Network agility is often defined as the speed at which networks can adapt to changes while still maintaining a high level of security, management simplicity, and resiliency. Although agile software development conceptually is often easy to grasp, taking those same metrics to a network to increase agility can seem a little more complex. Much of what makes modern network agility accessible for Infrastructure and Operations accessible for organizations is a focus on artificial intelligence, analytics, intent-based networking, and advanced automation concepts.
By 2020, many experts project at least a 50% increase in the number of enterprises that invest in automation deployment in the access layer. Whether Infrastructure and Operations leaders realize it yet or not, the expanded infrastructures that have evolved from simple architectures now reflect complex compute estates. Now, a new problem has made itself known and the modern network still is not agile enough to meet customer requirements for cloud adoption and improved speeds. Unfortunately, this means that many network teams are unable to respond quickly and have moved to survival mode. To bring back improved network agility, the following categories must be met:
- Network Automation – Perhaps the most important part of improving network agility, network automation can be used to improve efficiency and overall performance. Overall improvements can often be made by implementing intelligent data flow mechanisms that use network telemetry data, AI and health probes to analyze application data paths and determine the most efficient for each data flow.
- Network Visibility – Maintaining long-term network agility requires proper levels of visibility into networks based on data flows. Deep data insight through analytics can help provide a granular view of end-to-end operational health while also allowing network architects to better understand what happens when changes to network flows are changed, added to, or disrupted.
- Speed and Scalability – When focusing on deployment, speed and scalability are key areas that must be addressed to improve network agility. Automation can be used to create and deploy network templates that have been pre-defined with a few clicks. This results in virtual network appliances and functions that have uniform policies throughout public cloud networks and private LAN.
- Information Security – No network is capable of being “agile” without underlying security processes that are streamlined and robust. Developing multiple layers of network security can often be a burden for organizations; however, modern processes and tools can help eliminate time sinks by implementing centralized control, access management and software-defined segmentation. Intelligent identification and automated security policies may also help with the enforcement of identified user devices.
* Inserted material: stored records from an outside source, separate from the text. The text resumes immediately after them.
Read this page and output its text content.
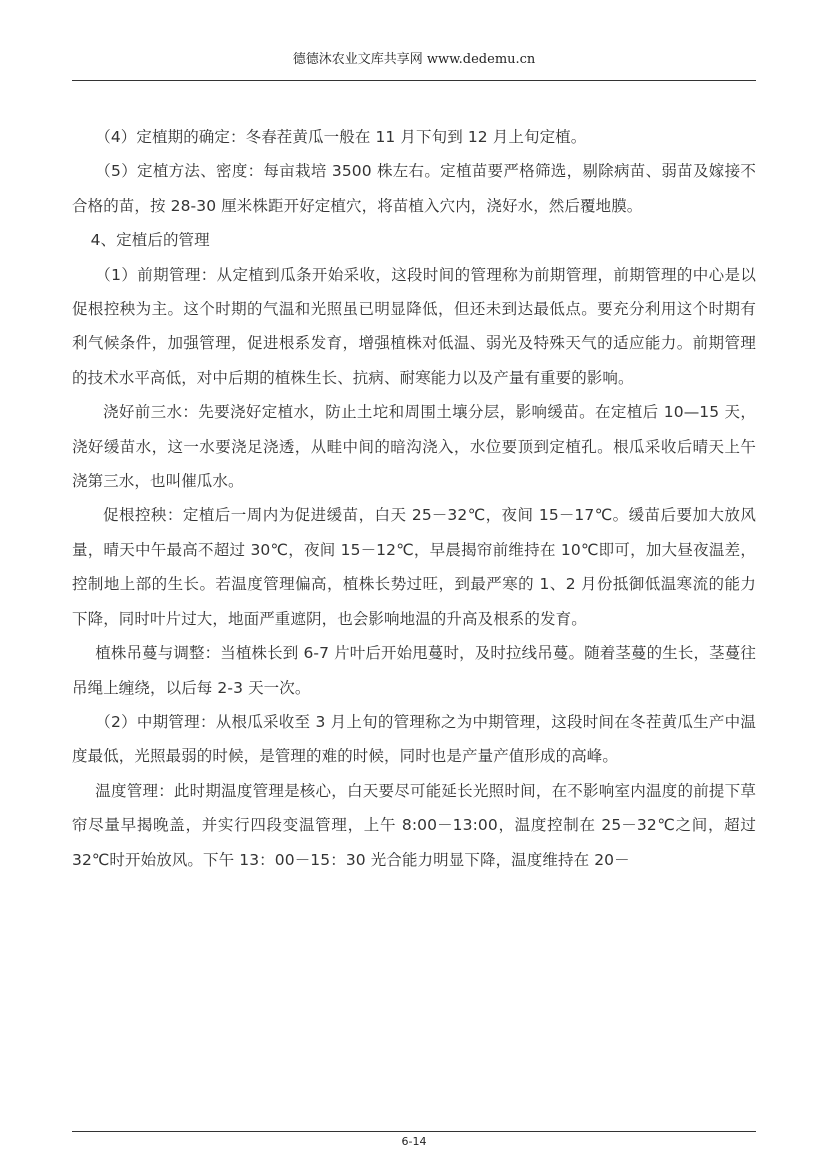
德德沐农业文库共享网 www.dedemu.cn

（4）定植期的确定：冬春茬黄瓜一般在 11 月下旬到 12 月上旬定植。

（5）定植方法、密度：每亩栽培 3500 株左右。定植苗要严格筛选，剔除病苗、弱苗及嫁接不合格的苗，按 28-30 厘米株距开好定植穴，将苗植入穴内，浇好水，然后覆地膜。

4、定植后的管理

（1）前期管理：从定植到瓜条开始采收，这段时间的管理称为前期管理，前期管理的中心是以促根控秧为主。这个时期的气温和光照虽已明显降低，但还未到达最低点。要充分利用这个时期有利气候条件，加强管理，促进根系发育，增强植株对低温、弱光及特殊天气的适应能力。前期管理的技术水平高低，对中后期的植株生长、抗病、耐寒能力以及产量有重要的影响。

浇好前三水：先要浇好定植水，防止土坨和周围土壤分层，影响缓苗。在定植后 10—15 天，浇好缓苗水，这一水要浇足浇透，从畦中间的暗沟浇入，水位要顶到定植孔。根瓜采收后晴天上午浇第三水，也叫催瓜水。

促根控秧：定植后一周内为促进缓苗，白天 25－32℃，夜间 15－17℃。缓苗后要加大放风量，晴天中午最高不超过 30℃，夜间 15－12℃，早晨揭帘前维持在 10℃即可，加大昼夜温差，控制地上部的生长。若温度管理偏高，植株长势过旺，到最严寒的 1、2 月份抵御低温寒流的能力下降，同时叶片过大，地面严重遮阴，也会影响地温的升高及根系的发育。

植株吊蔓与调整：当植株长到 6-7 片叶后开始甩蔓时，及时拉线吊蔓。随着茎蔓的生长，茎蔓往吊绳上缠绕，以后每 2-3 天一次。

（2）中期管理：从根瓜采收至 3 月上旬的管理称之为中期管理，这段时间在冬茬黄瓜生产中温度最低，光照最弱的时候，是管理的难的时候，同时也是产量产值形成的高峰。

温度管理：此时期温度管理是核心，白天要尽可能延长光照时间，在不影响室内温度的前提下草帘尽量早揭晚盖，并实行四段变温管理，上午 8:00－13:00，温度控制在 25－32℃之间，超过 32℃时开始放风。下午 13：00－15：30 光合能力明显下降，温度维持在 20－

6-14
Modern business has changed and requires more collaboration than ever before to be successful. Inevitably, this change has led to more sharing and synching in digital landscapes while still expecting real-time performance wherever collaborators may be globally. In addition to these advancements, IoT devices and the migration of complex workloads to the cloud are now being demanded by modern businesses while still requesting local access, edge solutions. To accommodate this, a new network automation strategy must be made since the existing option are not designed to scale.
To improve network agility, I&O leaders must create an automation strategy that is complemented with analytics. By combining automation with detailed insight that is designed to drive any underpinning networks to service digital. This unique shift has led to a new market for intent-based networking systems (IBNSs) to provide enhanced automation and the orchestration of multiple new network services that modern businesses are demanding. And, although intent-based networking is still emerging, it could be the next big trend in networking since it can provide improved network agility and availability; two key factors when transitioning a business to digital.
Although networking teams have been shrinking, leaders in Infrastructure and Operations must consider the skills used by other teams that focus on innovation, like in applications or cloud network engineering, and find ways to shift their team in the right direction to make positive impacts. In addition to this strategy, the culture and behaviors of existing teams must be addressed with a focus on building business relationships. All modern automation strategies must be made from a foundation where leaders understand the system and user behaviors. When behaviors start changing positively, the people who are contributing should be rewarded to encourage further growth.